English “Modi-fied” Although Prime Minister Narendra Modi - TopicsExpress



          

English “Modi-fied” Although Prime Minister Narendra Modi primarily spoke in Hindi in his recent visit to America, he embraced bits of English to press the salient and punchy points in his speeches. In fact, some of his coinages may well stay as lasting addition to the English language. From his campaign trail to the prime minister’s bully pulpit, Modi has hit on many phrases, nonce-words, acronyms etc, contrary to his popular impression as a rabid Hindi chauvinist. Given his fondness for these catchy terms, the repertoire of “Modispeak” will surely expand during his political tenure. As of now, it is no less interesting.
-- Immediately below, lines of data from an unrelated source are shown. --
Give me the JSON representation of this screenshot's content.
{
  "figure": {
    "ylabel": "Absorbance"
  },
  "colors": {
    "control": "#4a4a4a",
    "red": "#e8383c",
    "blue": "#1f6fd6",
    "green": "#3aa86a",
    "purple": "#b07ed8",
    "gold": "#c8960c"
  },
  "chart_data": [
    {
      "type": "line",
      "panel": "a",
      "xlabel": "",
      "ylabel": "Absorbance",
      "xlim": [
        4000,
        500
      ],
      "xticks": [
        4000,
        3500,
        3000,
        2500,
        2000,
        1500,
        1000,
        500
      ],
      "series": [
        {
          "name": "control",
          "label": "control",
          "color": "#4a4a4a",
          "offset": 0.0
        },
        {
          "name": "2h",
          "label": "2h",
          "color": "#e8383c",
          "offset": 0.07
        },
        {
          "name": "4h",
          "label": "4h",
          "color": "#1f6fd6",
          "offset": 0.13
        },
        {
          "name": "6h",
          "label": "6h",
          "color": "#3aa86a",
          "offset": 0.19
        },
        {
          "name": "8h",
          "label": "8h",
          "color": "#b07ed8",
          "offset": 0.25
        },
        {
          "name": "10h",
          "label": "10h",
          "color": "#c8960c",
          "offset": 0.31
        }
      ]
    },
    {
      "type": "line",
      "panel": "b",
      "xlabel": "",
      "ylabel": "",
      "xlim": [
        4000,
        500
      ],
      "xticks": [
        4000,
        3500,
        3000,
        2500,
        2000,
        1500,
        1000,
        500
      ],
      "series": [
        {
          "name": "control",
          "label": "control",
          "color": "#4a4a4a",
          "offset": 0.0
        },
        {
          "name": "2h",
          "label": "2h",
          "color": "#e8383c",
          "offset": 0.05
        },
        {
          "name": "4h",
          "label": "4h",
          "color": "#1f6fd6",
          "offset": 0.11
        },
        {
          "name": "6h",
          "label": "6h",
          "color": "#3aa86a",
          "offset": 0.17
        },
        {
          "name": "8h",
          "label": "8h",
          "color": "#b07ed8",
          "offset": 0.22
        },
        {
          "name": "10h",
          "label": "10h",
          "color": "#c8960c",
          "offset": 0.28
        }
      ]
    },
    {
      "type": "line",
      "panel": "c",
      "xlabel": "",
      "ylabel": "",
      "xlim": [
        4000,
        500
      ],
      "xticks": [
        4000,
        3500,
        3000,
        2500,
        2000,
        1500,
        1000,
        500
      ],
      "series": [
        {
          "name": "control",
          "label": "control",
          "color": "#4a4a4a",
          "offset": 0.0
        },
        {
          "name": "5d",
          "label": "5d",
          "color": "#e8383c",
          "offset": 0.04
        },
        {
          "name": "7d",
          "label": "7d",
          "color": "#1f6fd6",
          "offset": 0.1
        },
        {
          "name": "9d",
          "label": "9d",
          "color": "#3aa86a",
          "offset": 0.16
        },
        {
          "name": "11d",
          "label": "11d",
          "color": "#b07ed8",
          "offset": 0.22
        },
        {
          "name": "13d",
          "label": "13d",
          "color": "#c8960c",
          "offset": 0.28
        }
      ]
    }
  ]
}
Some of his abbreviations, for instance, RSVP (Rahul, Sonia, Vadra and Priyanka) and ABCD (Adarsh, Bofors, Coalgate and Damad) targeting the Congress (I), were short-haul verbal missiles. These delightfully indecorous and deliciously derisive abbreviations unleashed the jibe they were meant for, but they will end up as one-dimensional and will perhaps die out eventually. On the other hand, fresh collocations in phrases like “minimum government, maximum governance”, ingenious initialisms, namely 3Ds (democracy, demographic dividend and demand) and 4Ps (people-public-private partnership), punning variation on a well-known abbreviation, FDI (from Foreign Direct Investment to First Develop India), a blend formation like INCH (India and China) and an acronym in the form of MILES (Millennium of exceptional synergy) exude the “Modi-fied” flavour of Indian English. Modi’s opponents think that these catchy terms are being minted by his techno-savvy and imaginative whizzkids, but backroom boys cannot be the drivers of change. Even with modest English inputs of its maker, “Modispeak” has outshone the mocking pun of the Harvard-educated Abhishek Manu Singhvi, who deconstructed Modi into “Man of damage to India” and BJP into (Bharat Jalao Party). Lest anyone find the Modi-Singhvi comparison invidious, let me add that the unlikely likeness has been yoked with a bit of violence only for the limited purpose of making my point that languages live and grow by power.